Un élément venant renforcer ce constat est le budget temps de transport, qui avait été mis en lumière dans les conclusions des travaux de Yacov Zahavi dont la conjecture joue un rôle fondamental dans cette dynamique entraînante. Ce dernier avait pointé du doigt le fait que chaque individu possède un budget temps moyen constant et que toute augmentation dans les vitesses de transport n’était pas réinvestie dans d’autres activités — en diminuant globalement le temps de transport —, mais dans plus de déplacements (Zahavi, 1974).
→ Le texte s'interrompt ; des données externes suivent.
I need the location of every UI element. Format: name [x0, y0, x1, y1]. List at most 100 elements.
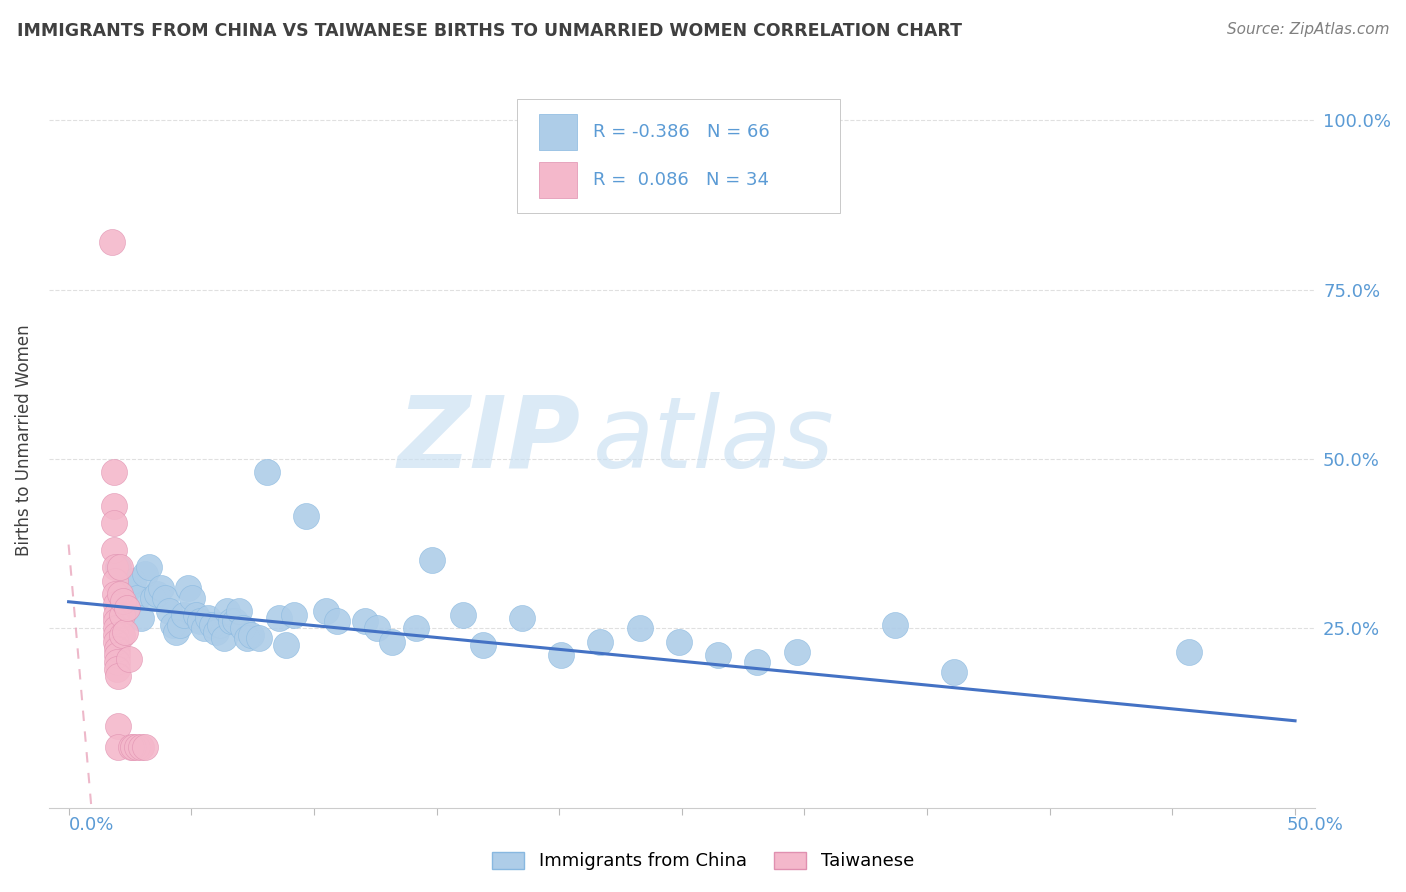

Bien qu’aujourd’hui le budget temps quotidien ait augmenté, la conjecture de Zahavi reste d’actualité. Cette augmentation n’est autre que le signe d’une emprise toujours plus forte de la mobilité sur nos modes de vie. Les nouvelles dynamiques spatiales de métropolisation renforcent la nécessité de tout un chacun d’être mobile, à mesure que les fonctions territoriales se voient explosées spatialement.
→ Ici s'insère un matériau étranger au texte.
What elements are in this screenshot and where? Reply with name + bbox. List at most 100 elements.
Certaines critiques peuvent toutefois être formulées à l’encontre de cette notion de mobilité généralisée, malgré l’évidente réalité sociospatiale recouverte par ce paradigme. En effet, si en moyenne, les manifestations de mobilité ont augmenté au cours des 50 dernières années, ce n’est de loin pas le cas pour tous les groupes sociaux qui ne la vive pas de la même

façon (Gallez & Kaufmann, 2009). À ce titre, l’opposition séduisante entre hypermobilité

& immobilité ne permet pas de décrire l’ensemble des disparités dans les potentiels, tout comme dans les stratégies pour faire face aux impératifs sociaux de flexibilité. Bien que l’on puisse vouloir combattre l’immobilité, celle-ci peut également être le moteur — ou l’indicateur — d’une mobilisation de réseaux locaux. De la même manière, comme cela a déjà été mis en avant, l’hypermobilité de certains comportements, comme les pendulaires de très longues distances, ne représente pas systématiquement une situation de très forte mobilité, mais plutôt une soumission à des contraintes plus importantes, dans une volonté globale de sédentarité (Ravalet & al, 2015). Un autre exemple allant dans ce sens est celui du tourisme international : à la différence des migrations, marquant un réel changement social tout comme spatial, les flux touristiques, qui dépendent largement des moyens de transport disponibles, ne permettent pas systématiquement de parler de mobilité, selon la définition retenue pour ce travail. En effet, en adoptant des postures et comportements similaires dans des contextes différents, le touriste n’est pas confronté à l’altérité et n’engage pas de changement de position sociale (Kaufmann, 2014).

Ces quelques considérations mises en lumière, on est ainsi en droit de remettre en question la notion d’hypermobilité et même celle de mobilité généralisée. En effet, ne serait-il pas plus pertinent de parler ici de « fluidité généralisée », au sens de McKenzie (1927), où l’augmentation des déplacements n’est pas nécessairement signe d’une plus forte mobilité ? Cette question est volontairement laissée en suspens pour ces quelques lignes, car même si ce débat terminologique peut rester ouvert, les conséquences de la réalité qu’il décrit restent importantes et mesurables.

Dans un monde de consommations, les avancées technologiques et l’évolution des comportements ont augmenté des « libertés », encore sublimées par une individuation croissante. Malgré tout, ces dernières ne peuvent être vues que de façon positive, tant elles s’accompagnent de contraintes inédites, à mesure que les précédentes — celle de la distance notamment — disparaissaient. Pourtant, que l’on parle de libertés nouvelles de vivre le territoire, ou des contraintes qui leur sont associées, le tout résulte par une augmentation de l’exigence d’être flexible et mobile. Ainsi, pour clore ce chapitre et apposer une réponse à la question des termes à employer ; que l’on parle de mobilité ou de fluidité généralisée, c’est avant tout l’injonction qui en est faite qui représente au mieux le contexte en question ; c’est-à-dire celui d’une flexibilité imposée.